Quantum Cryptography

Quantum cryptography involves encryption techniques that take advantage of quantum mechanics principles. Let’s take a look at quantum key distribution (QKD), a widely-studied quantum encryption method. Unlike classical RSA encryption, QKD is not used to share any messages. As its name suggests, QKD is used to share a private key that will be used to both encrypt and decrypt messages. Additionally, QKD is special because it alerts parties to the presence of an eavesdropper.

QKD often involves sending photons through an optical fiber, which you can think of as a very small tube that light can travel through. A photon is a kind of qubit. As a reminder, a bit is a classical unit of information and can take on a value of 0 or 1. A qubit is a quantum unit of information and can take on a value of 0, 1, or a superposition of the two.

Photons are special because they can carry information through their polarization. If we think of light as a wave and a photon as a packet of light, then we can think of a photon’s polarization as the direction in which the light wave is bouncing back and forth. For example, if the light wave oscillates up and down, we consider the photon vertically polarized. If the light wave oscillates left to right, we consider the photon horizontally polarized. 

Using this information, we can now break down how Alice and Bob share a secret key with each other via QKD. Let’s say that Alice sends Bob a photon using a machine that is aligned vertically. The resulting vertically-polarized photon corresponds to a 0 bit. If Bob’s detector is also aligned vertically, he will also measure a 0 bit. But, if for some reason his detector is aligned with some other direction (e.g. diagonally) he only will measure the same bit as Alice half of the time. 

After Alice has sent Bob several photons, they can sit down and discuss. Specifically, Alice will share how her machine was aligned for each photon and Bob will share how his detector was aligned for each measurement. They will only keep the bits where the machine and detector were aligned in the same direction, and these bits will form their private key!
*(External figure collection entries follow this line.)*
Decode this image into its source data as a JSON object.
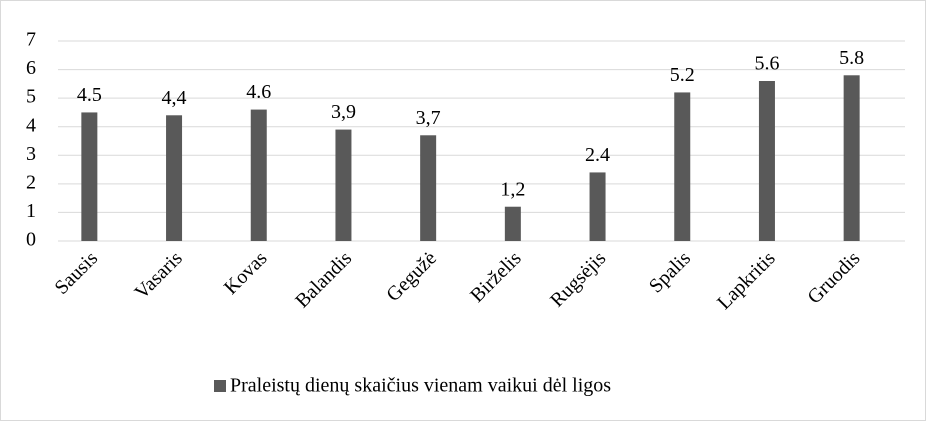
{
  "chart_data": {
    "type": "bar",
    "categories": [
      "Sausis",
      "Vasaris",
      "Kovas",
      "Balandis",
      "Gegužė",
      "Birželis",
      "Rugsėjis",
      "Spalis",
      "Lapkritis",
      "Gruodis"
    ],
    "series": [
      {
        "name": "Praleistų dienų skaičius vienam vaikui dėl ligos",
        "color": "#595959",
        "values": [
          4.5,
          4.4,
          4.6,
          3.9,
          3.7,
          1.2,
          2.4,
          5.2,
          5.6,
          5.8
        ],
        "value_labels": [
          "4.5",
          "4,4",
          "4.6",
          "3,9",
          "3,7",
          "1,2",
          "2.4",
          "5.2",
          "5.6",
          "5.8"
        ]
      }
    ],
    "ylim": [
      0,
      7
    ],
    "yticks": [
      0,
      1,
      2,
      3,
      4,
      5,
      6,
      7
    ],
    "grid": true,
    "legend": "bottom"
  }
}
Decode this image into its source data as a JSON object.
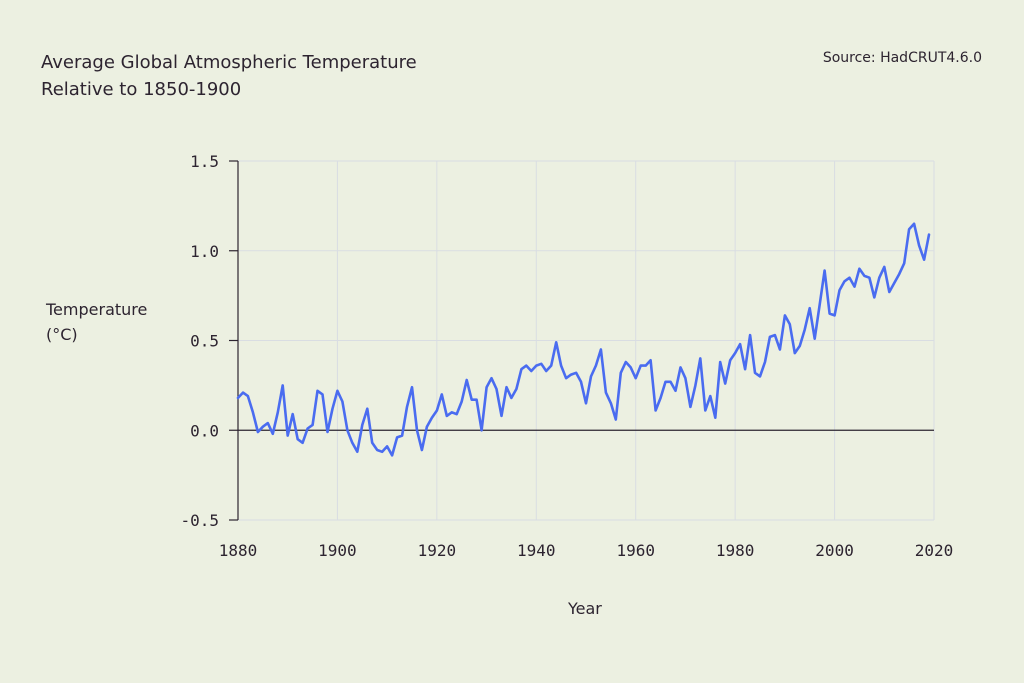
{
  "header": {
    "title_line1": "Average Global Atmospheric Temperature",
    "title_line2": "Relative to 1850-1900",
    "source": "Source: HadCRUT4.6.0"
  },
  "colors": {
    "background": "#ecf0e1",
    "line": "#4a6cf0",
    "grid": "#d9dde2",
    "axis": "#2d2430"
  },
  "chart_data": {
    "type": "line",
    "title": "Average Global Atmospheric Temperature Relative to 1850-1900",
    "xlabel": "Year",
    "ylabel_line1": "Temperature",
    "ylabel_line2": "(°C)",
    "xlim": [
      1880,
      2020
    ],
    "ylim": [
      -0.5,
      1.5
    ],
    "xticks": [
      1880,
      1900,
      1920,
      1940,
      1960,
      1980,
      2000,
      2020
    ],
    "xtick_labels": [
      "1880",
      "1900",
      "1920",
      "1940",
      "1960",
      "1980",
      "2000",
      "2020"
    ],
    "yticks": [
      -0.5,
      0.0,
      0.5,
      1.0,
      1.5
    ],
    "ytick_labels": [
      "-0.5",
      "0.0",
      "0.5",
      "1.0",
      "1.5"
    ],
    "grid": true,
    "series": [
      {
        "x": [
          1880,
          1881,
          1882,
          1883,
          1884,
          1885,
          1886,
          1887,
          1888,
          1889,
          1890,
          1891,
          1892,
          1893,
          1894,
          1895,
          1896,
          1897,
          1898,
          1899,
          1900,
          1901,
          1902,
          1903,
          1904,
          1905,
          1906,
          1907,
          1908,
          1909,
          1910,
          1911,
          1912,
          1913,
          1914,
          1915,
          1916,
          1917,
          1918,
          1919,
          1920,
          1921,
          1922,
          1923,
          1924,
          1925,
          1926,
          1927,
          1928,
          1929,
          1930,
          1931,
          1932,
          1933,
          1934,
          1935,
          1936,
          1937,
          1938,
          1939,
          1940,
          1941,
          1942,
          1943,
          1944,
          1945,
          1946,
          1947,
          1948,
          1949,
          1950,
          1951,
          1952,
          1953,
          1954,
          1955,
          1956,
          1957,
          1958,
          1959,
          1960,
          1961,
          1962,
          1963,
          1964,
          1965,
          1966,
          1967,
          1968,
          1969,
          1970,
          1971,
          1972,
          1973,
          1974,
          1975,
          1976,
          1977,
          1978,
          1979,
          1980,
          1981,
          1982,
          1983,
          1984,
          1985,
          1986,
          1987,
          1988,
          1989,
          1990,
          1991,
          1992,
          1993,
          1994,
          1995,
          1996,
          1997,
          1998,
          1999,
          2000,
          2001,
          2002,
          2003,
          2004,
          2005,
          2006,
          2007,
          2008,
          2009,
          2010,
          2011,
          2012,
          2013,
          2014,
          2015,
          2016,
          2017,
          2018,
          2019
        ],
        "values": [
          0.18,
          0.21,
          0.19,
          0.1,
          -0.01,
          0.02,
          0.04,
          -0.02,
          0.1,
          0.25,
          -0.03,
          0.09,
          -0.05,
          -0.07,
          0.01,
          0.03,
          0.22,
          0.2,
          -0.01,
          0.12,
          0.22,
          0.16,
          0.0,
          -0.07,
          -0.12,
          0.03,
          0.12,
          -0.07,
          -0.11,
          -0.12,
          -0.09,
          -0.14,
          -0.04,
          -0.03,
          0.13,
          0.24,
          0.0,
          -0.11,
          0.02,
          0.07,
          0.11,
          0.2,
          0.08,
          0.1,
          0.09,
          0.16,
          0.28,
          0.17,
          0.17,
          0.0,
          0.24,
          0.29,
          0.23,
          0.08,
          0.24,
          0.18,
          0.23,
          0.34,
          0.36,
          0.33,
          0.36,
          0.37,
          0.33,
          0.36,
          0.49,
          0.36,
          0.29,
          0.31,
          0.32,
          0.27,
          0.15,
          0.3,
          0.36,
          0.45,
          0.21,
          0.15,
          0.06,
          0.32,
          0.38,
          0.35,
          0.29,
          0.36,
          0.36,
          0.39,
          0.11,
          0.18,
          0.27,
          0.27,
          0.22,
          0.35,
          0.29,
          0.13,
          0.25,
          0.4,
          0.11,
          0.19,
          0.07,
          0.38,
          0.26,
          0.39,
          0.43,
          0.48,
          0.34,
          0.53,
          0.32,
          0.3,
          0.38,
          0.52,
          0.53,
          0.45,
          0.64,
          0.59,
          0.43,
          0.47,
          0.56,
          0.68,
          0.51,
          0.7,
          0.89,
          0.65,
          0.64,
          0.78,
          0.83,
          0.85,
          0.8,
          0.9,
          0.86,
          0.85,
          0.74,
          0.85,
          0.91,
          0.77,
          0.82,
          0.87,
          0.93,
          1.12,
          1.15,
          1.03,
          0.95,
          1.09
        ]
      }
    ]
  }
}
Before Alice and Bob can start encrypting and decrypting messages with this key, they need to make sure no one was eavesdropping on them. To do this, they sacrifice a few of the bits they measured when the machine and detector were aligned in the same direction. Since Alice’s bit must match Bob’s bit in these cases, any bit discrepancies are due to an eavesdropper—let’s call her Eve. Remember that quantum mechanics says that measuring a qubit’s quantum state destroys it. So, if Eve measures one of Alice’s photons with her own detector, she will irreversibly change its polarization. As a result, Bob’s bit measurement will be affected by Eve’s eavesdropping, allowing him and Alice to deduce that an unwanted party is listening in.

Food for Thought

QKD is promising in theory, but can you think of any challenges that arise when actually trying to execute this form of secure communication? Hint: can we actually reliably detect a single photon at a time?